La Fabrik

Des jeunes réunionnais en stage pour intégrer une prépa de théâtre dans l'Hexagone

  • Publié le 16 mai 2024 à 09:34

Le CDNOI (centre dramatique national de l'océan Indien) poursuit son partenariat avec l’Ecole supérieure du théâtre de L’Union (Limoges) afin de permettre à de jeunes réunionnais d’intégrer la classe préparatoire théâtre dédiée aux Outre-mer. Les auditions ont lieu ce samedi 18 mai à La Fabrik. Le ou les lauréats auront la possibilité de se préparer durant un an aux différents concours d’entrée des écoles supérieures d’art dramatique (Photos Samuel Malka)

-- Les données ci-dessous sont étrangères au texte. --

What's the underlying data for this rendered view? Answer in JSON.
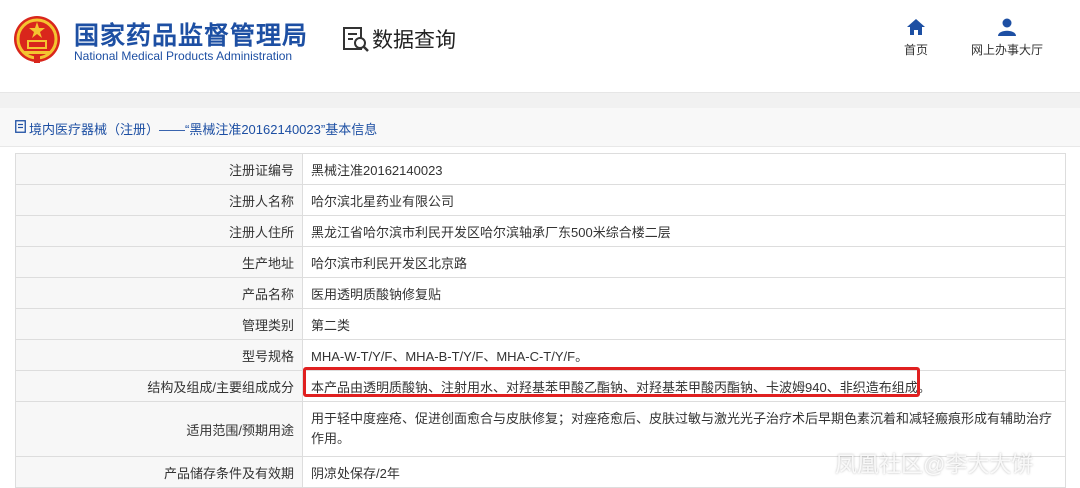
{
  "header": {
    "org_name_cn": "国家药品监督管理局",
    "org_name_en": "National Medical Products Administration",
    "emblem_icon": "national-emblem-icon",
    "data_query_label": "数据查询",
    "data_query_icon": "document-search-icon",
    "nav": [
      {
        "label": "首页",
        "icon": "home-icon"
      },
      {
        "label": "网上办事大厅",
        "icon": "user-icon"
      }
    ]
  },
  "record": {
    "title": "境内医疗器械（注册）——“黑械注准20162140023”基本信息",
    "title_icon": "document-icon",
    "rows": [
      {
        "label": "注册证编号",
        "value": "黑械注准20162140023"
      },
      {
        "label": "注册人名称",
        "value": "哈尔滨北星药业有限公司"
      },
      {
        "label": "注册人住所",
        "value": "黑龙江省哈尔滨市利民开发区哈尔滨轴承厂东500米综合楼二层"
      },
      {
        "label": "生产地址",
        "value": "哈尔滨市利民开发区北京路"
      },
      {
        "label": "产品名称",
        "value": "医用透明质酸钠修复贴"
      },
      {
        "label": "管理类别",
        "value": "第二类"
      },
      {
        "label": "型号规格",
        "value": "MHA-W-T/Y/F、MHA-B-T/Y/F、MHA-C-T/Y/F。"
      },
      {
        "label": "结构及组成/主要组成成分",
        "value": "本产品由透明质酸钠、注射用水、对羟基苯甲酸乙酯钠、对羟基苯甲酸丙酯钠、卡波姆940、非织造布组成。"
      },
      {
        "label": "适用范围/预期用途",
        "value": "用于轻中度痤疮、促进创面愈合与皮肤修复；对痤疮愈后、皮肤过敏与激光光子治疗术后早期色素沉着和减轻瘢痕形成有辅助治疗作用。"
      },
      {
        "label": "产品储存条件及有效期",
        "value": "阴凉处保存/2年"
      }
    ]
  },
  "watermark": "凤凰社区@李大大饼",
  "colors": {
    "brand_blue": "#1d4fa3",
    "highlight_red": "#e02020"
  }
}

Donner l’opportunité à des jeunes ultramarins de sauter la mer pour intégrer la classe prépa de l’Ecole supérieure du théâtre de L’Union (ESTU) basée à Limoges…

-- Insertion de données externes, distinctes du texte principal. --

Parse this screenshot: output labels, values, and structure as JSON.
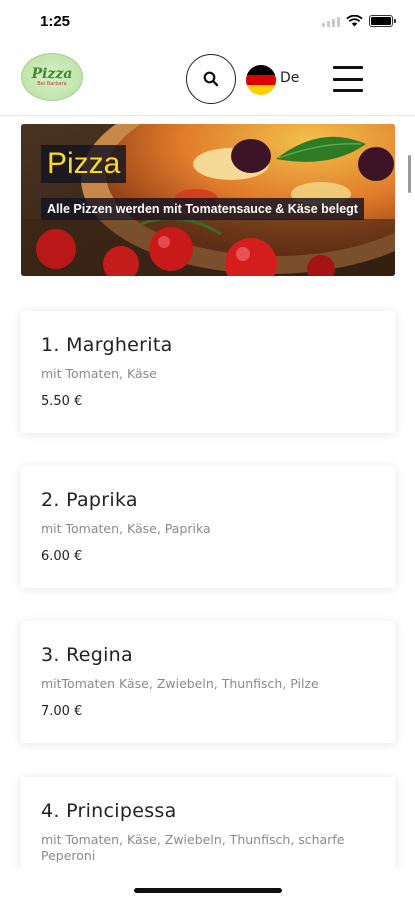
{
  "status_bar": {
    "time": "1:25"
  },
  "header": {
    "logo_text": "Pizza",
    "logo_subtext": "Bei Barbara",
    "language": "De",
    "flag_colors": [
      "#000000",
      "#dd0000",
      "#ffce00"
    ]
  },
  "banner": {
    "title": "Pizza",
    "description": "Alle Pizzen werden mit Tomatensauce & Käse belegt"
  },
  "menu_items": [
    {
      "name": "1. Margherita",
      "description": "mit Tomaten, Käse",
      "price": "5.50 €"
    },
    {
      "name": "2. Paprika",
      "description": "mit Tomaten, Käse, Paprika",
      "price": "6.00 €"
    },
    {
      "name": "3. Regina",
      "description": "mitTomaten Käse, Zwiebeln, Thunfisch, Pilze",
      "price": "7.00 €"
    },
    {
      "name": "4. Principessa",
      "description": "mit Tomaten, Käse, Zwiebeln, Thunfisch, scharfe Peperoni",
      "price": ""
    }
  ],
  "colors": {
    "banner_title": "#ffd820",
    "label_background": "#14141f"
  }
}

Le rêve est réel depuis 2018, grâce à un projet unique et pilote en France porté à La Réunion par l’ESTU en partenariat avec par le CDNOI. C’est aussi et surtout une très belle opportunité pour la jeunesse ultramarine de se former durant un an, en vue de se préparer aux différents concours d’entrée aux écoles supérieures d’art dramatique.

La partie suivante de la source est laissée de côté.